Doświadczenia chociażby moich dzieci, które były na wolontariatach za granicą i akurat trafiły do takich rodzin, gdzie dzieci były wychowywane przez pary jednopłciowe i nie mały dobrego doświadczenia z tego wolontariatu. Sposób zachowania i wychowania dzieci naprawdę budził wiele wątpliwości u moich dzieci, które są bardzo tolerancyjne — podkreślił.
Pytany o pomysł dotyczący „rotacyjnego marszałka Sejmu”, odparł:
W każdej kadencji, jak pamiętamy zdarzały się wymiany marszałków, czy rotacyjny, czy wymiana, nie ma to żadnego znaczenia, bo być może zajdzie potrzeba, żeby marszałka zmienić, to zagłosuje za tym cała koalicja.

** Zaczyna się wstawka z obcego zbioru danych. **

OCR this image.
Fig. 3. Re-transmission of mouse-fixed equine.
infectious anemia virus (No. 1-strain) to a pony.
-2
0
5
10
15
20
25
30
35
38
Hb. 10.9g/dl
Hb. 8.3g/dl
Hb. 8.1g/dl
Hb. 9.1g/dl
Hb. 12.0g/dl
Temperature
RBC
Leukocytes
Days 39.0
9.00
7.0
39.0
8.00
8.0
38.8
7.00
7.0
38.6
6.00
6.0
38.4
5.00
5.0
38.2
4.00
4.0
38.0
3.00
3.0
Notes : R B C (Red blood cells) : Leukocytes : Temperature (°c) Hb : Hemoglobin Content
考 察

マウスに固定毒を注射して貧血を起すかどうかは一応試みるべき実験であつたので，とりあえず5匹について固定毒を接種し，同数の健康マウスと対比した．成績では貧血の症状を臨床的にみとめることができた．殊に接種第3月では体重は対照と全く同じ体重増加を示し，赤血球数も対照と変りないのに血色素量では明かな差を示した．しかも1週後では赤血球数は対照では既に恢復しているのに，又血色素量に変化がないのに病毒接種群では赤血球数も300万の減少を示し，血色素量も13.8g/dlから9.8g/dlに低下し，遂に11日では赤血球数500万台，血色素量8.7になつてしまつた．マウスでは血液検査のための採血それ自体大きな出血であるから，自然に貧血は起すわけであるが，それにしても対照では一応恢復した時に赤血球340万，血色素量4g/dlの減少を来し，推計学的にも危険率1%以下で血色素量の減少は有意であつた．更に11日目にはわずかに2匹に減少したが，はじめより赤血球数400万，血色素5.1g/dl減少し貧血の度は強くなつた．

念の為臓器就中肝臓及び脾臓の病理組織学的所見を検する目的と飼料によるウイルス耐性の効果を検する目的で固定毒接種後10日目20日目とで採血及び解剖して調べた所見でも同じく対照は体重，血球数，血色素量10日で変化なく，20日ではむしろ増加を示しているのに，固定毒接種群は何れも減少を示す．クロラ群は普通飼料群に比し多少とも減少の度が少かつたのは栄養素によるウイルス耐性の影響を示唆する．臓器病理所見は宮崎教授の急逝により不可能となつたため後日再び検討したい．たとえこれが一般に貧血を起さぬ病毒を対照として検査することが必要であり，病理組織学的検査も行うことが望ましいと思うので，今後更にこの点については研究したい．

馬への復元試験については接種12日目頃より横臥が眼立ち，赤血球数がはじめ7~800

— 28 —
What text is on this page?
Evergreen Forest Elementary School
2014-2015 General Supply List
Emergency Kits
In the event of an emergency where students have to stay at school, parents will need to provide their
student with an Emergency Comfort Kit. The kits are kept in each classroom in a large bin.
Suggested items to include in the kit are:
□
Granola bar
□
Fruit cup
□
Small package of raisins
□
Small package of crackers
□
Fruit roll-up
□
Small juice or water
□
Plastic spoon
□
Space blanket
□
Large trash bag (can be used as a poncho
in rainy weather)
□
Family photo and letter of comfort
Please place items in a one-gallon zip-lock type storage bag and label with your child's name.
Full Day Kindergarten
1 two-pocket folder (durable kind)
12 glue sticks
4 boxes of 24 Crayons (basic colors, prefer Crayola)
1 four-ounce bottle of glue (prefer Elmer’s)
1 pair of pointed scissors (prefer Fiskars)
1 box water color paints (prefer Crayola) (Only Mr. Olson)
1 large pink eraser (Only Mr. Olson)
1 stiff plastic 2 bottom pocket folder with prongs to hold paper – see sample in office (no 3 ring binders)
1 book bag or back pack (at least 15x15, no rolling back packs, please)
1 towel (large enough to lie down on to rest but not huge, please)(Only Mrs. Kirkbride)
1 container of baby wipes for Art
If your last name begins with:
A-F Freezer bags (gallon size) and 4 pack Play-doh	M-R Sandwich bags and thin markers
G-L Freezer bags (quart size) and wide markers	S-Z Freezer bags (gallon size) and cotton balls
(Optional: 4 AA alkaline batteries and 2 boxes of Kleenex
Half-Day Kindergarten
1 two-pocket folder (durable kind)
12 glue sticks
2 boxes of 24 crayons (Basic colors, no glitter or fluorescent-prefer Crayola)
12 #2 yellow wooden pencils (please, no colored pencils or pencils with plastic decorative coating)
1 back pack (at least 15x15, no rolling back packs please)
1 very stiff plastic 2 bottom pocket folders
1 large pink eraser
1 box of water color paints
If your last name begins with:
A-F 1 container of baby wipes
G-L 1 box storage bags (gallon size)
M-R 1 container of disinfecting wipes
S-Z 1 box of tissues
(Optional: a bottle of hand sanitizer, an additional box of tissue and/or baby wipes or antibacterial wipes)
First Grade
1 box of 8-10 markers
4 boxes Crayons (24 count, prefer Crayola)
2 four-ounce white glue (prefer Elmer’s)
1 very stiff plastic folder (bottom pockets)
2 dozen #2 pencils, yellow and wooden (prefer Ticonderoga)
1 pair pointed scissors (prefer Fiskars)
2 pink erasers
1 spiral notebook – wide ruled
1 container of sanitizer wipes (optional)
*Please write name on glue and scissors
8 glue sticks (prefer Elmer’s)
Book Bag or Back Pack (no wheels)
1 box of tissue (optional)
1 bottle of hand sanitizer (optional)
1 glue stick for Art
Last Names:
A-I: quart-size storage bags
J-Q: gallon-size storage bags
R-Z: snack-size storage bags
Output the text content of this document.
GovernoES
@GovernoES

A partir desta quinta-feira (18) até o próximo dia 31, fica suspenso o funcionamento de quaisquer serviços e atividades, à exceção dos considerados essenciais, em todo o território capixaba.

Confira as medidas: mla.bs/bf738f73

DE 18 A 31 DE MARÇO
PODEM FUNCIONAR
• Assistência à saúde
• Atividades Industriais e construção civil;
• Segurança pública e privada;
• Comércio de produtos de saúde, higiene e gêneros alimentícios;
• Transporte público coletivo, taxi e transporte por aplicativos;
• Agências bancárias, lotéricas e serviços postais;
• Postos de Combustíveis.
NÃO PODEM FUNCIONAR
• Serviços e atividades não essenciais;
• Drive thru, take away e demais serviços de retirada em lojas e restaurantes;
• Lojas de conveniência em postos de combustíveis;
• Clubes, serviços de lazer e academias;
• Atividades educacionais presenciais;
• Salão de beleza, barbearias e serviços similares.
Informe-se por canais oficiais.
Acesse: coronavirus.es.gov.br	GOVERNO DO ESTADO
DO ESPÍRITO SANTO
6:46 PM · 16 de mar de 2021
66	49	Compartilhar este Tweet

Czy dobrym kandydatem na to stanowisko bylby Szymon Hołownia?
A dlaczego nie? To nie jest tak, że marszałek debiutant musi być gorszy od marszałka doświadczonego — powiedział Marek Sawicki, wskazując, że atutem Hołowni jest fakt, iż polityk „znakomicie radzi sobie w mediach”.
Ma całe biuro, sztab kancelarii sejmu, który wszystko przygotowuje. Żaden z marszałków nie improwizuje, tylko ma podane w teczce — dodał wiceprzewodniczący PSL.
Czy potencjalni koalicjanci za chwilę nie okrzykną posła Sawickiego „homofobem”? I czy polityk zdaje sobie sprawę, że jeśli jego partia znajdzie się w koalicji z Polską 2050, KO i Lewicą, chcąc nie chcąc może i tak przyłożyć rękę do wprowadzenia ewentualnych rozwiązań, których „nie popiera”?